Day 19: Which RPG features the best writing?
How do you define “best” writing? Best writing in a technical manual sense, explaining how to use the rules (the tools of roleplaying) as clearly as possible? That might throw up a “best” RPG that was clear and simple, short, and well laid out too possibly, but would it be imaginative or entertaining? One that (arguably – best is so subjective and I know plenty of people that just don’t get this RPG) manages that technical clarity is Fate.
So, should we look to the most entertaining writing? All of this is subjective of course, but we would that exclude RPGs that don’t include short pieces of fiction? Personally I find much RPG fiction tiresome but a clear winner if I was judging a writer on entertainment value alone would be Greg Stolze and Unknown Armies.
Maybe I should judge the writing on how informative it is, when a game does more than tell me how to play, but lets me discover facts about the world around me too? Then Ken Hite would be the winner. And since I must remind myself it’s an RPG I should name, not a writer, I’ll plump for Nights Black Agents.
Or should it evoke the genre? No is probably the answer, but one that should be recognised for its efforts to do so is Firefly, mostly by Monica Valatinelli.

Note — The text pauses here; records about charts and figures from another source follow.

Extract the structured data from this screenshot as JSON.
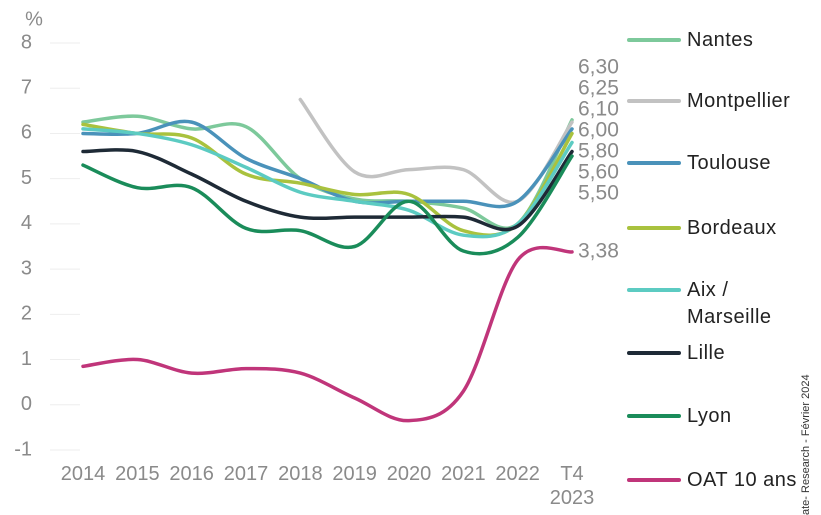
{
  "chart_data": {
    "type": "line",
    "y_label": "%",
    "categories": [
      "2014",
      "2015",
      "2016",
      "2017",
      "2018",
      "2019",
      "2020",
      "2021",
      "2022",
      "T4 2023"
    ],
    "ylim": [
      -1,
      8
    ],
    "yticks": [
      -1,
      0,
      1,
      2,
      3,
      4,
      5,
      6,
      7,
      8
    ],
    "series": [
      {
        "name": "Nantes",
        "color": "#7dc99b",
        "values": [
          6.25,
          6.38,
          6.1,
          6.15,
          5.0,
          4.55,
          4.5,
          4.35,
          4.0,
          6.3
        ],
        "end_label": "6,30"
      },
      {
        "name": "Montpellier",
        "color": "#c2c2c2",
        "values": [
          null,
          null,
          null,
          null,
          6.75,
          5.15,
          5.2,
          5.2,
          4.5,
          6.25
        ],
        "end_label": "6,25"
      },
      {
        "name": "Toulouse",
        "color": "#4a92ba",
        "values": [
          6.0,
          6.0,
          6.25,
          5.45,
          5.0,
          4.5,
          4.5,
          4.5,
          4.5,
          6.1
        ],
        "end_label": "6,10"
      },
      {
        "name": "Bordeaux",
        "color": "#a9c23e",
        "values": [
          6.2,
          6.0,
          5.9,
          5.1,
          4.9,
          4.65,
          4.65,
          3.85,
          4.0,
          6.0
        ],
        "end_label": "6,00"
      },
      {
        "name": "Aix / Marseille",
        "color": "#5ccbc2",
        "values": [
          6.1,
          6.0,
          5.75,
          5.25,
          4.7,
          4.5,
          4.3,
          3.75,
          4.0,
          5.8
        ],
        "end_label": "5,80"
      },
      {
        "name": "Lille",
        "color": "#1e2a36",
        "values": [
          5.6,
          5.6,
          5.1,
          4.5,
          4.15,
          4.15,
          4.15,
          4.15,
          3.95,
          5.6
        ],
        "end_label": "5,60"
      },
      {
        "name": "Lyon",
        "color": "#1a8c5a",
        "values": [
          5.3,
          4.8,
          4.8,
          3.9,
          3.85,
          3.5,
          4.5,
          3.4,
          3.7,
          5.5
        ],
        "end_label": "5,50"
      },
      {
        "name": "OAT 10 ans",
        "color": "#c0357a",
        "values": [
          0.85,
          1.0,
          0.7,
          0.8,
          0.7,
          0.15,
          -0.35,
          0.3,
          3.2,
          3.38
        ],
        "end_label": "3,38"
      }
    ],
    "source": "ate- Research - Février 2024"
  }
}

But all these questions are just teases, prevarication, because otherwise this would be the shortest post ever. I knew as soon as I read the question, what my answer would be. The only RPG book I have read, voraciously, cover to cover, beginning to end. The only RPG book that was entertaining (hilariously so), imaginative, informative (it taught me about HK cinema) and technically clear too. Robin D Laws’ Feng Shui. The first edition mind. Not even his Feng Shui 2 is as good.